Optimizing Expectation with Guarantees in POMDPs
Chatterjee, Krishnendu (The Institute of Science and Technology Austria) | Novotný, Petr (The Institute of Science and Technology Austria) | Pérez, Guillermo A. (Université Libre de Bruxelles) | Raskin, Jean-François (Université Libre de Bruxelles) | Žikelić, Đorđe (University of Cambridge)

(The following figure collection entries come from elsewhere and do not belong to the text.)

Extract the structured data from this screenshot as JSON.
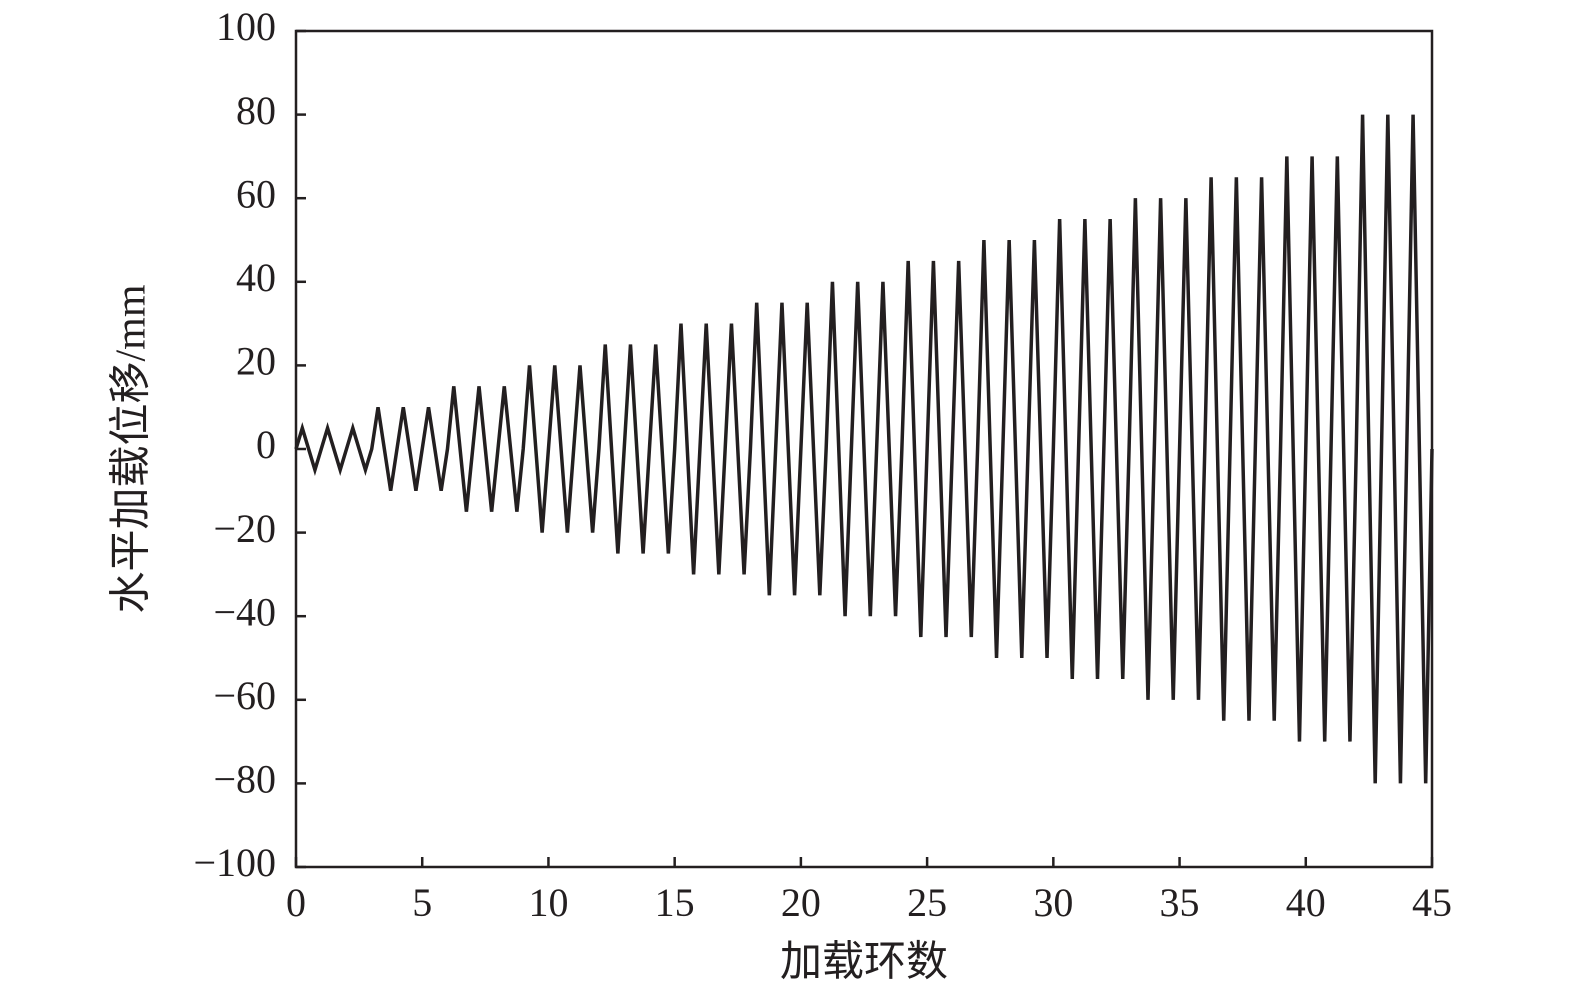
{
  "chart_data": {
    "type": "line",
    "xlabel": "加载环数",
    "ylabel": "水平加载位移/mm",
    "xlim": [
      0,
      45
    ],
    "ylim": [
      -100,
      100
    ],
    "xticks": [
      0,
      5,
      10,
      15,
      20,
      25,
      30,
      35,
      40,
      45
    ],
    "yticks": [
      {
        "value": -100,
        "label": "−100"
      },
      {
        "value": -80,
        "label": "−80"
      },
      {
        "value": -60,
        "label": "−60"
      },
      {
        "value": -40,
        "label": "−40"
      },
      {
        "value": -20,
        "label": "−20"
      },
      0,
      20,
      40,
      60,
      80,
      100
    ],
    "x": [
      0,
      0.25,
      0.75,
      1,
      1.25,
      1.75,
      2,
      2.25,
      2.75,
      3,
      3.25,
      3.75,
      4,
      4.25,
      4.75,
      5,
      5.25,
      5.75,
      6,
      6.25,
      6.75,
      7,
      7.25,
      7.75,
      8,
      8.25,
      8.75,
      9,
      9.25,
      9.75,
      10,
      10.25,
      10.75,
      11,
      11.25,
      11.75,
      12,
      12.25,
      12.75,
      13,
      13.25,
      13.75,
      14,
      14.25,
      14.75,
      15,
      15.25,
      15.75,
      16,
      16.25,
      16.75,
      17,
      17.25,
      17.75,
      18,
      18.25,
      18.75,
      19,
      19.25,
      19.75,
      20,
      20.25,
      20.75,
      21,
      21.25,
      21.75,
      22,
      22.25,
      22.75,
      23,
      23.25,
      23.75,
      24,
      24.25,
      24.75,
      25,
      25.25,
      25.75,
      26,
      26.25,
      26.75,
      27,
      27.25,
      27.75,
      28,
      28.25,
      28.75,
      29,
      29.25,
      29.75,
      30,
      30.25,
      30.75,
      31,
      31.25,
      31.75,
      32,
      32.25,
      32.75,
      33,
      33.25,
      33.75,
      34,
      34.25,
      34.75,
      35,
      35.25,
      35.75,
      36,
      36.25,
      36.75,
      37,
      37.25,
      37.75,
      38,
      38.25,
      38.75,
      39,
      39.25,
      39.75,
      40,
      40.25,
      40.75,
      41,
      41.25,
      41.75,
      42,
      42.25,
      42.75,
      43,
      43.25,
      43.75,
      44,
      44.25,
      44.75,
      45
    ],
    "series": [
      {
        "color": "#231f20",
        "values": [
          0,
          5,
          -5,
          0,
          5,
          -5,
          0,
          5,
          -5,
          0,
          10,
          -10,
          0,
          10,
          -10,
          0,
          10,
          -10,
          0,
          15,
          -15,
          0,
          15,
          -15,
          0,
          15,
          -15,
          0,
          20,
          -20,
          0,
          20,
          -20,
          0,
          20,
          -20,
          0,
          25,
          -25,
          0,
          25,
          -25,
          0,
          25,
          -25,
          0,
          30,
          -30,
          0,
          30,
          -30,
          0,
          30,
          -30,
          0,
          35,
          -35,
          0,
          35,
          -35,
          0,
          35,
          -35,
          0,
          40,
          -40,
          0,
          40,
          -40,
          0,
          40,
          -40,
          0,
          45,
          -45,
          0,
          45,
          -45,
          0,
          45,
          -45,
          0,
          50,
          -50,
          0,
          50,
          -50,
          0,
          50,
          -50,
          0,
          55,
          -55,
          0,
          55,
          -55,
          0,
          55,
          -55,
          0,
          60,
          -60,
          0,
          60,
          -60,
          0,
          60,
          -60,
          0,
          65,
          -65,
          0,
          65,
          -65,
          0,
          65,
          -65,
          0,
          70,
          -70,
          0,
          70,
          -70,
          0,
          70,
          -70,
          0,
          80,
          -80,
          0,
          80,
          -80,
          0,
          80,
          -80,
          0
        ]
      }
    ]
  }
}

A standard objective in partially-observable Markov decision processes (POMDPs) is to find a policy that maximizes the expected discounted-sum payoff. However, such policies may still permit unlikely but highly undesirable outcomes, which is problematic especially in safety-critical applications. Recently, there has been a surge of interest in POMDPs where the goal is to maximize the probability to ensure that the payoff is at least a given threshold, but these approaches do not consider any optimization beyond satisfying this threshold constraint. In this work we go beyond both the “expectation” and “threshold” approaches and consider a “guaranteed payoff optimization (GPO)” problem for POMDPs, where we are given a threshold t and the objective is to find a policy σ such that a) each possible outcome of σ yields a discounted-sum payoff of at least t, and b) the expected discounted-sum payoff of σ is optimal (or near-optimal) among all policies satisfying a). We present a practical approach to tackle the GPO problem and evaluate it on standard POMDP benchmarks.